Conducted by the Economist Intelligence Unit, the New York-based research and analysis division of The Economist Group, and sponsored by LLamasoft, Ann Arbor, Mich., the survey, “Sustainability: The Missing Link?”, of senior executives in 250 manufacturing and retail organizations across the United States, Latin America, EMEA and APAC regions set out to explore supply chain approaches and priorities in relation to business sustainability, defined as the process by which companies manage their financial, social and environmental risks, obligations and opportunities over time.
“These findings are extremely interesting – on the one hand we see respondents possibly ‘saying the right thing’ when asked in the abstract about the relative importance of profitability and sustainability, but saying something quite different when it comes to specific organizational priorities,” says Jeremy Kingsley, technology editor with the Economist Intelligence Unit. “We also see a correlation between seniority and the relative importance of sustainability and profitability, with 67% of C-suite respondents saying that sustainability comes first, compared to 55% of other respondents.”
When asked about what is driving supply chain sustainability in their organization, growth opportunities (36%), cost savings (34%) and the importance of responsible business practices (33%) were the top drivers. However, respondents were divided on whether supply chain sustainability has a positive or negative impact on cost, with increased costs being cited as the largest impediment to supply chain sustainability and responsibility by 38% of respondents, especially those representing smaller businesses. Difficulty in monitoring complex supply chains (29%) and organizational structures (24%) were also cited as barriers.

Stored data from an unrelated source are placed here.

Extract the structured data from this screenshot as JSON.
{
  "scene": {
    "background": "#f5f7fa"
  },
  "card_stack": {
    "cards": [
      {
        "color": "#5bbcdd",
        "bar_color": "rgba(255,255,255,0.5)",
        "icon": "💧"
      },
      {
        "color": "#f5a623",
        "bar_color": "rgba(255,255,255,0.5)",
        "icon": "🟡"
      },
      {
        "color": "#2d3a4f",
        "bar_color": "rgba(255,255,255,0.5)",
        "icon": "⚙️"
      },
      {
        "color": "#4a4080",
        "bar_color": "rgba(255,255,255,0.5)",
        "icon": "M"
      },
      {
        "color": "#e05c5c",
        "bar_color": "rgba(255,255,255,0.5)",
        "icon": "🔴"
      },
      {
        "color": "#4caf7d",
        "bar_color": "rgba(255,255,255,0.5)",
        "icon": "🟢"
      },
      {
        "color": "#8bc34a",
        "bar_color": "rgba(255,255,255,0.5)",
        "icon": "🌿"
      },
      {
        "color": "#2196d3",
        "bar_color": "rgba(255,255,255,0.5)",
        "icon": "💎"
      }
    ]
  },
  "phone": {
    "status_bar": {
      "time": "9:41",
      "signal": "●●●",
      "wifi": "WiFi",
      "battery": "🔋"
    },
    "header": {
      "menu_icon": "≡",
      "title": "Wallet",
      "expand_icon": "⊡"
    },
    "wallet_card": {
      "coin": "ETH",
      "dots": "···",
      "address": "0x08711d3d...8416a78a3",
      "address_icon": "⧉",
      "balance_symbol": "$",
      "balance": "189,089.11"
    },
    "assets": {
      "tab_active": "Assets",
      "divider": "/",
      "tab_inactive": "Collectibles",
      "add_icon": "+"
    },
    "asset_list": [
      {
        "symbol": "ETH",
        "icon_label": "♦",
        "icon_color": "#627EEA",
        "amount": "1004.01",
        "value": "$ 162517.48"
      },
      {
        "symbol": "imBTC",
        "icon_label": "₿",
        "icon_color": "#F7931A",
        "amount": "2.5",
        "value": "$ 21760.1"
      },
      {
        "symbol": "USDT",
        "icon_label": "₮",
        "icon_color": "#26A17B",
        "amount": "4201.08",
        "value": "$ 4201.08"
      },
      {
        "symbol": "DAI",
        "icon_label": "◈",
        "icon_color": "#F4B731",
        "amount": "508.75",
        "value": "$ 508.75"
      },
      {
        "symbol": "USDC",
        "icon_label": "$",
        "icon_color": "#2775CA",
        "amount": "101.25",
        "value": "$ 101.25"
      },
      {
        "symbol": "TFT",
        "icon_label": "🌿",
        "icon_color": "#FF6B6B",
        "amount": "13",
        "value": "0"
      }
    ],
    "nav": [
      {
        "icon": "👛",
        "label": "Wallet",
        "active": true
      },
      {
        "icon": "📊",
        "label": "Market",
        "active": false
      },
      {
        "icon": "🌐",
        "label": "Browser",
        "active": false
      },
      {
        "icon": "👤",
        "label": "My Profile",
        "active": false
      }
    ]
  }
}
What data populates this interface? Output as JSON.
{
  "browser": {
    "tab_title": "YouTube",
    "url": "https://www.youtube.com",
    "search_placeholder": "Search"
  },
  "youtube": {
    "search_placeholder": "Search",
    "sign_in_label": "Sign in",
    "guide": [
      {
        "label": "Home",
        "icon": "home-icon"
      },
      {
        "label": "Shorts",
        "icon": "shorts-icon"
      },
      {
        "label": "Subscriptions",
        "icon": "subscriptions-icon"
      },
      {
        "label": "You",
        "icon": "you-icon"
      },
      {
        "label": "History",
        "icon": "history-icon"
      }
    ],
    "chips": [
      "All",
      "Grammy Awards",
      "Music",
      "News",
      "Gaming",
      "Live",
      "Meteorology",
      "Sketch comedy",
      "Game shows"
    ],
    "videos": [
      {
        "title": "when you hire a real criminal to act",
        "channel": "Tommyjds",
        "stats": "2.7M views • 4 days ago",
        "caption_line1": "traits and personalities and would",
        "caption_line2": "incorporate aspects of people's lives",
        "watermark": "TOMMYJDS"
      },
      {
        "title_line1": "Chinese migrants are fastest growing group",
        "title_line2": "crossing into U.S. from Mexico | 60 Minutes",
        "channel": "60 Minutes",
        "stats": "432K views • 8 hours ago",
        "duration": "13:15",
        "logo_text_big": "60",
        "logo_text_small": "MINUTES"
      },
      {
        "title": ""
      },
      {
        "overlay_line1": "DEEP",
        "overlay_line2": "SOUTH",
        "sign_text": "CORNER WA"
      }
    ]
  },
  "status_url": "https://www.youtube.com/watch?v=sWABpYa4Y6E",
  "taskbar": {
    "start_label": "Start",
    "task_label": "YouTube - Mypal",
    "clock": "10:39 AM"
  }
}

“There are many ways companies can make their supply chains leaner and greener, but for organizations with potentially hundreds of suppliers, thousands of products and millions of customers, determining the best alternatives is far from straightforward, at times making sustainability and profitability an ‘either-or’ choice, but it does not have to be,” says Razat Gaurav, chief executive officer of LLamasoft. “Making the right decisions that can accomplish these dual objectives requires both a big picture view and a granular understanding of the end-to-end supply chain. Global organizations must turn to technology to build ‘digital twins’ of their real-world supply chain, providing a risk-free environment in which to play out many scenarios, from the expected to the unlikely, giving them the confidence that the changes they make will deliver the desired and expected outcomes.”